マシンに流れる空気の流れをイメージできる
具体的に、彼が流行らせたデザイントレンドをいくつか挙げると以下のようなものがある。
・ハイレーキ・コンセプト(フロント下がりで、リヤの最低地上高が高いスタイル)
・ゼロキール方式(突起=キールを持たせずにフロントのモノコック下部に直接ロワアームを取り付ける方式)
・バットマン・ディフューザー(エイドリアン・ニューエイがレイトンハウス時代から好んでいたトンネル形状のリヤディフューザー)
・複雑な形状のフロントウイングの翼端板(フロントタイヤの影響で生じた乱気流を制御するための3Dタイプの翼端板)

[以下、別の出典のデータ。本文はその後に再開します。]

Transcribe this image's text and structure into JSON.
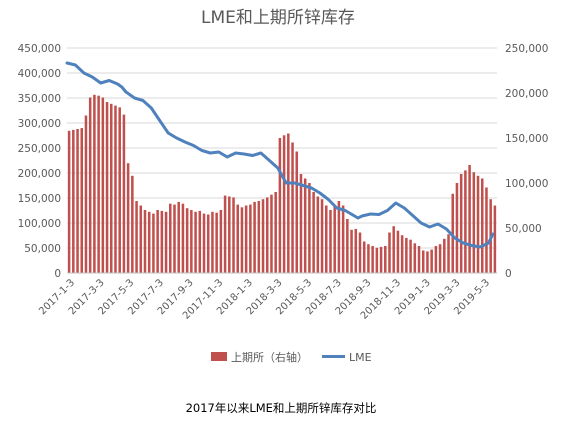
{
  "chart_data": {
    "type": "bar+line",
    "title": "LME和上期所锌库存",
    "caption": "2017年以来LME和上期所锌库存对比",
    "x_tick_labels": [
      "2017-1-3",
      "2017-3-3",
      "2017-5-3",
      "2017-7-3",
      "2017-9-3",
      "2017-11-3",
      "2018-1-3",
      "2018-3-3",
      "2018-5-3",
      "2018-7-3",
      "2018-9-3",
      "2018-11-3",
      "2019-1-3",
      "2019-3-3",
      "2019-5-3"
    ],
    "y_left": {
      "min": 0,
      "max": 450000,
      "step": 50000,
      "tick_labels": [
        "0",
        "50,000",
        "100,000",
        "150,000",
        "200,000",
        "250,000",
        "300,000",
        "350,000",
        "400,000",
        "450,000"
      ]
    },
    "y_right": {
      "min": 0,
      "max": 250000,
      "step": 50000,
      "tick_labels": [
        "0",
        "50,000",
        "100,000",
        "150,000",
        "200,000",
        "250,000"
      ]
    },
    "legend_position": "bottom",
    "series": [
      {
        "name": "上期所（右轴）",
        "kind": "bar",
        "axis": "right",
        "color": "#C0504D",
        "values": [
          158000,
          159000,
          160000,
          161000,
          175000,
          195000,
          198000,
          197000,
          195000,
          190000,
          188000,
          186000,
          184000,
          176000,
          122000,
          108000,
          80000,
          75000,
          70000,
          68000,
          66000,
          70000,
          69000,
          68000,
          77000,
          76000,
          79000,
          77000,
          72000,
          70000,
          68000,
          69000,
          66000,
          65000,
          68000,
          67000,
          70000,
          86000,
          85000,
          84000,
          76000,
          73000,
          75000,
          76000,
          79000,
          80000,
          82000,
          84000,
          87000,
          90000,
          150000,
          153000,
          155000,
          145000,
          135000,
          110000,
          105000,
          100000,
          90000,
          85000,
          82000,
          75000,
          70000,
          74000,
          80000,
          75000,
          60000,
          48000,
          49000,
          45000,
          35000,
          32000,
          30000,
          28000,
          29000,
          30000,
          45000,
          52000,
          47000,
          42000,
          39000,
          37000,
          33000,
          30000,
          25000,
          24000,
          26000,
          30000,
          32000,
          38000,
          43000,
          88000,
          100000,
          110000,
          114000,
          120000,
          112000,
          108000,
          105000,
          95000,
          82000,
          75000
        ]
      },
      {
        "name": "LME",
        "kind": "line",
        "axis": "left",
        "color": "#4F81BD",
        "x_positions": [
          0,
          2,
          4,
          6,
          8,
          10,
          12,
          13,
          14,
          16,
          18,
          20,
          22,
          24,
          26,
          28,
          30,
          32,
          34,
          36,
          37,
          38,
          40,
          42,
          44,
          46,
          48,
          50,
          52,
          54,
          56,
          58,
          60,
          62,
          64,
          66,
          68,
          69,
          70,
          72,
          74,
          76,
          78,
          80,
          82,
          84,
          86,
          88,
          90,
          92,
          94,
          96,
          98,
          100,
          101
        ],
        "values": [
          420000,
          416000,
          400000,
          392000,
          380000,
          385000,
          378000,
          372000,
          362000,
          350000,
          345000,
          330000,
          305000,
          280000,
          270000,
          262000,
          255000,
          245000,
          240000,
          242000,
          237000,
          232000,
          240000,
          238000,
          235000,
          240000,
          225000,
          210000,
          180000,
          180000,
          175000,
          170000,
          160000,
          147000,
          130000,
          125000,
          115000,
          110000,
          114000,
          118000,
          117000,
          125000,
          140000,
          130000,
          115000,
          100000,
          92000,
          98000,
          88000,
          70000,
          60000,
          55000,
          52000,
          60000,
          78000
        ]
      }
    ]
  }
}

エイドリアン・ニューエイは、コンピュータ(CAD)を使った設計が当たり前の現代でも、製図版を使って手書きで設計図を描くエンジニアで、ある面は非常に古典的だが、彼は人には見えない空気の流れが見えるらしい。つねにアイディアマンであり、レギュレーションの穴を見つけるのが誰よりもうまい。
そうした勘所のよさが、当代一流なのだろう。
これらに関しては、ほかのエンジニアたちの追随を許さない状態が続いており、設計技術が高度化、分業化が進んできても、レギュレーションに合わせ、トータルで最適化をはかり、マシンをまとめ上げる力に関しては、彼の右に出るものがいないのが実情だ。

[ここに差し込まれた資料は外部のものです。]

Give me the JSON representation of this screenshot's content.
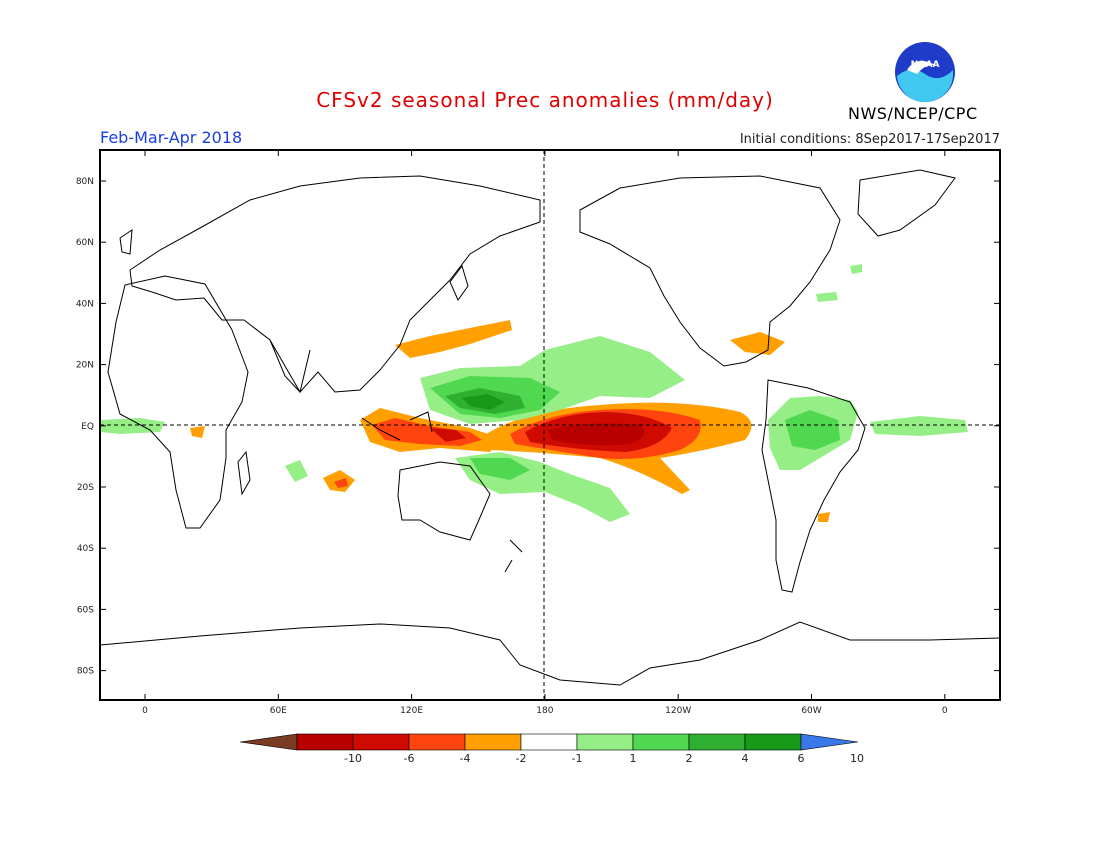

これまでの実績から考えると、超一流のドライバーに破格のギャラを払うより、エイドリアン・ニューエイに高額なギャラを払って、一流のドライバーと組ませたほうが、むしろチャンピオンへの近道とさえいえるほど。
実際のF1の世界には、超一流のドライバー、スタッフしかいないので、超一流のエンジニア+超一流のドライバーでなければ、タイトル獲得は難しいが、エイドリアン・ニューエイがチャンピオンの大きなカギを握っていることだけは、誰も否定できないはず。
エイドリアン・ニューエイが2025年でレッドブルを離脱することはすでに発表されているので、彼の動向が、来年以降のF1勢力図に大きく影響するのは間違いない。